Durant cette période de crise, la HAS et ses équipes ont fait preuve d'une adaptabilité exemplaire au service des patients et des usagers du système de soins. Comme l'ensemble des acteurs de santé, la HAS a été confrontée à ce choc inouï de notoriété, de réactivité et de production. La feuille de route de la HAS se compose des axes stratégiques de travail définis par la présidente et par les précédents directrices et directeurs généraux.

L'innovation constitue le premier axe de travail. Elle se situe au coeur des missions de la HAS. Si le développement de la médecine personnalisée se poursuit au travers de combinaison de dispositifs médicaux et de médicaments, de biothérapies ou de thérapies géniques, d'autres innovations ont émergé à l'occasion de la crise sanitaire. La HAS devra relever plusieurs défis, qu'il s'agisse du développement de nouveaux vaccins, ou encore de l'émergence de la télémédecine et de l'accélération de la présence de l'intelligence artificielle dans les dispositifs médicaux. En 2020, malgré la crise sanitaire, la HAS a investi en faveur d'une stratégie pluriannuelle sur les données, qui a déjà donné des résultats, s'agissant notamment de la valorisation de données internes et de la fluidification des bases de données de gestion de conflits d'intérêts. Il nous faut poursuivre le développement de cet axe majeur.

Par ailleurs, l'adoption en décembre dernier du nouveau règlement européen sur l'évaluation des technologies de santé marque une nouvelle étape pour offrir un accès accéléré et de meilleure qualité aux produits de santé dans toute l'Europe.

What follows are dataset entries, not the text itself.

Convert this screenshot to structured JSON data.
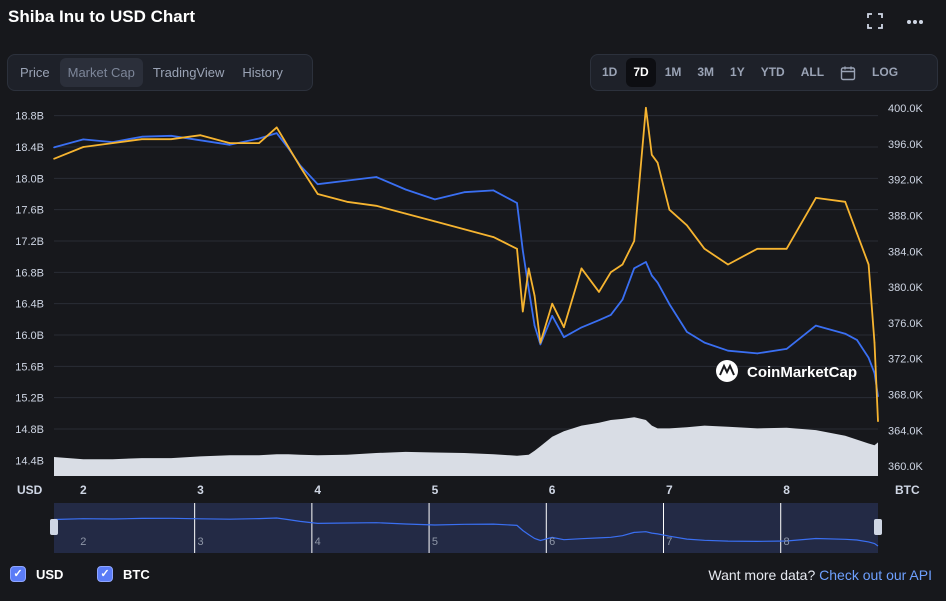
{
  "header": {
    "title": "Shiba Inu to USD Chart",
    "fullscreen_icon": "expand-icon",
    "menu_icon": "more-icon"
  },
  "view_tabs": [
    {
      "label": "Price",
      "active": false
    },
    {
      "label": "Market Cap",
      "active": true
    },
    {
      "label": "TradingView",
      "active": false
    },
    {
      "label": "History",
      "active": false
    }
  ],
  "range_tabs": [
    {
      "label": "1D",
      "active": false
    },
    {
      "label": "7D",
      "active": true
    },
    {
      "label": "1M",
      "active": false
    },
    {
      "label": "3M",
      "active": false
    },
    {
      "label": "1Y",
      "active": false
    },
    {
      "label": "YTD",
      "active": false
    },
    {
      "label": "ALL",
      "active": false
    }
  ],
  "calendar_icon": "calendar-icon",
  "log_label": "LOG",
  "colors": {
    "usd": "#f6b430",
    "btc": "#3a6ff2",
    "volume": "#d9dde5",
    "background": "#17181c"
  },
  "chart_data": {
    "type": "line",
    "x": [
      1.75,
      2.0,
      2.25,
      2.5,
      2.75,
      3.0,
      3.25,
      3.5,
      3.65,
      3.75,
      3.85,
      4.0,
      4.25,
      4.5,
      4.75,
      5.0,
      5.25,
      5.5,
      5.7,
      5.75,
      5.8,
      5.85,
      5.9,
      6.0,
      6.1,
      6.25,
      6.4,
      6.5,
      6.6,
      6.7,
      6.8,
      6.85,
      6.9,
      7.0,
      7.15,
      7.3,
      7.5,
      7.75,
      8.0,
      8.25,
      8.5,
      8.6,
      8.7,
      8.75,
      8.78
    ],
    "series": [
      {
        "name": "USD",
        "axis": "left",
        "values": [
          18.25,
          18.4,
          18.45,
          18.5,
          18.5,
          18.55,
          18.45,
          18.45,
          18.65,
          18.4,
          18.15,
          17.8,
          17.7,
          17.65,
          17.55,
          17.45,
          17.35,
          17.25,
          17.1,
          16.3,
          16.85,
          16.5,
          15.9,
          16.4,
          16.1,
          16.85,
          16.55,
          16.8,
          16.9,
          17.2,
          18.9,
          18.3,
          18.2,
          17.6,
          17.4,
          17.1,
          16.9,
          17.1,
          17.1,
          17.75,
          17.7,
          17.3,
          16.9,
          15.9,
          14.9
        ]
      },
      {
        "name": "BTC",
        "axis": "right",
        "values": [
          395.6,
          396.5,
          396.2,
          396.8,
          396.9,
          396.4,
          395.9,
          396.6,
          397.2,
          395.5,
          393.6,
          391.5,
          391.9,
          392.3,
          390.9,
          389.8,
          390.6,
          390.8,
          389.4,
          384.1,
          379.8,
          375.7,
          373.6,
          376.8,
          374.4,
          375.5,
          376.3,
          376.9,
          378.6,
          382.1,
          382.8,
          381.3,
          380.5,
          378.1,
          375.0,
          373.8,
          372.9,
          372.6,
          373.1,
          375.7,
          374.8,
          374.1,
          372.1,
          370.4,
          367.8
        ]
      }
    ],
    "volume": [
      0.34,
      0.3,
      0.3,
      0.32,
      0.32,
      0.35,
      0.37,
      0.37,
      0.39,
      0.39,
      0.38,
      0.37,
      0.38,
      0.41,
      0.43,
      0.42,
      0.41,
      0.39,
      0.36,
      0.37,
      0.38,
      0.45,
      0.53,
      0.7,
      0.8,
      0.9,
      0.95,
      1.0,
      1.02,
      1.05,
      1.0,
      0.9,
      0.85,
      0.85,
      0.87,
      0.9,
      0.88,
      0.85,
      0.86,
      0.82,
      0.72,
      0.65,
      0.58,
      0.55,
      0.6
    ],
    "ylim_left": [
      14.2,
      19.0
    ],
    "ylim_right": [
      358.9,
      400.9
    ],
    "xlim": [
      1.75,
      8.78
    ],
    "left_ticks": [
      "18.8B",
      "18.4B",
      "18.0B",
      "17.6B",
      "17.2B",
      "16.8B",
      "16.4B",
      "16.0B",
      "15.6B",
      "15.2B",
      "14.8B",
      "14.4B"
    ],
    "left_tick_values": [
      18.8,
      18.4,
      18.0,
      17.6,
      17.2,
      16.8,
      16.4,
      16.0,
      15.6,
      15.2,
      14.8,
      14.4
    ],
    "right_ticks": [
      "400.0K",
      "396.0K",
      "392.0K",
      "388.0K",
      "384.0K",
      "380.0K",
      "376.0K",
      "372.0K",
      "368.0K",
      "364.0K",
      "360.0K"
    ],
    "right_tick_values": [
      400,
      396,
      392,
      388,
      384,
      380,
      376,
      372,
      368,
      364,
      360
    ],
    "x_ticks": [
      "2",
      "3",
      "4",
      "5",
      "6",
      "7",
      "8"
    ],
    "x_tick_values": [
      2,
      3,
      4,
      5,
      6,
      7,
      8
    ],
    "left_axis_label": "USD",
    "right_axis_label": "BTC",
    "watermark": "CoinMarketCap",
    "navigator_ticks": [
      "2",
      "3",
      "4",
      "5",
      "6",
      "7",
      "8"
    ],
    "grid": true
  },
  "legend": {
    "usd_label": "USD",
    "btc_label": "BTC"
  },
  "footer": {
    "text": "Want more data?",
    "link": "Check out our API"
  }
}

Nous avons également mis en place l'accès précoce à des médicaments ou à des dispositifs médicaux, à l'interface du premier axe consacré à l'innovation et du deuxième axe portant sur les patients.

Le deuxième axe de travail porte sur le renforcement de l'intégration des usagers et des patients, acteurs à part entière des décisions et des recommandations de la HAS. Cela constitue l'ADN de notre institution. L'avis de l'usager et du patient participe de l'évolution de la qualité des soins. Ce positionnement explique le boom de notoriété de la HAS, qui s'est encore renforcé durant la crise sanitaire. Par exemple, notre site internet a reçu plus de 11 millions de visites en 2021, contre 6,6 millions en 2020 et 4,8 millions les années précédentes. Les sollicitations directes auprès de la HAS se multiplient. Les sondages montrent que les usagers - les médecins ou les patients - ont une bonne perception de la HAS : ce pourcentage s'élève à 66 % pour les médecins généralistes et 82 % pour les patients participant à nos commissions.

J'en viens au troisième axe de travail : la qualité et la pertinence des parcours de soins demeurent des enjeux essentiels. Le processus de recueil des données doit être amélioré au cours du processus de certification des établissements de santé. Si les professionnels plébiscitent ce processus et l'utilisation de ces indicateurs, la tension sur les personnels de santé représente un poids difficile à supporter pour les équipes. Créer des indicateurs de qualité plus faciles à renseigner pour les professionnels de santé constituera un défi important pour notre institution dans les années à venir. La publication, le 10 mars dernier, du référentiel d'évaluation de la qualité des établissements et services sociaux et médico-sociaux, ainsi que de son manuel d'évaluation, marque une nouvelle étape dans la création d'un cadre national unique, homogène et commun aux 40 000 établissements et services répartis sur le territoire. Le référentiel, que les équipes devront s'approprier, se concentre sur les souhaits et les besoins de la personne.

Le Parlement a confié de nouvelles missions à la HAS - nous nous réjouissons de cet honneur. Toutefois, nous avons assumé cette nouvelle charge de travail à effectif constant, voire légèrement décroissant. Il en va de même pour le budget de la HAS. De nombreux efforts de productivité ont été accomplis. Les moyens devront être en adéquation avec les missions qui nous sont confiées.

La HAS est donc une autorité indépendante de référence dans le domaine de la santé. Je serais honorée de m'atteler au défi de l'excellence promue par l'ensemble de ses experts et de ses collaborateurs. Je suis à votre disposition pour répondre à vos questions.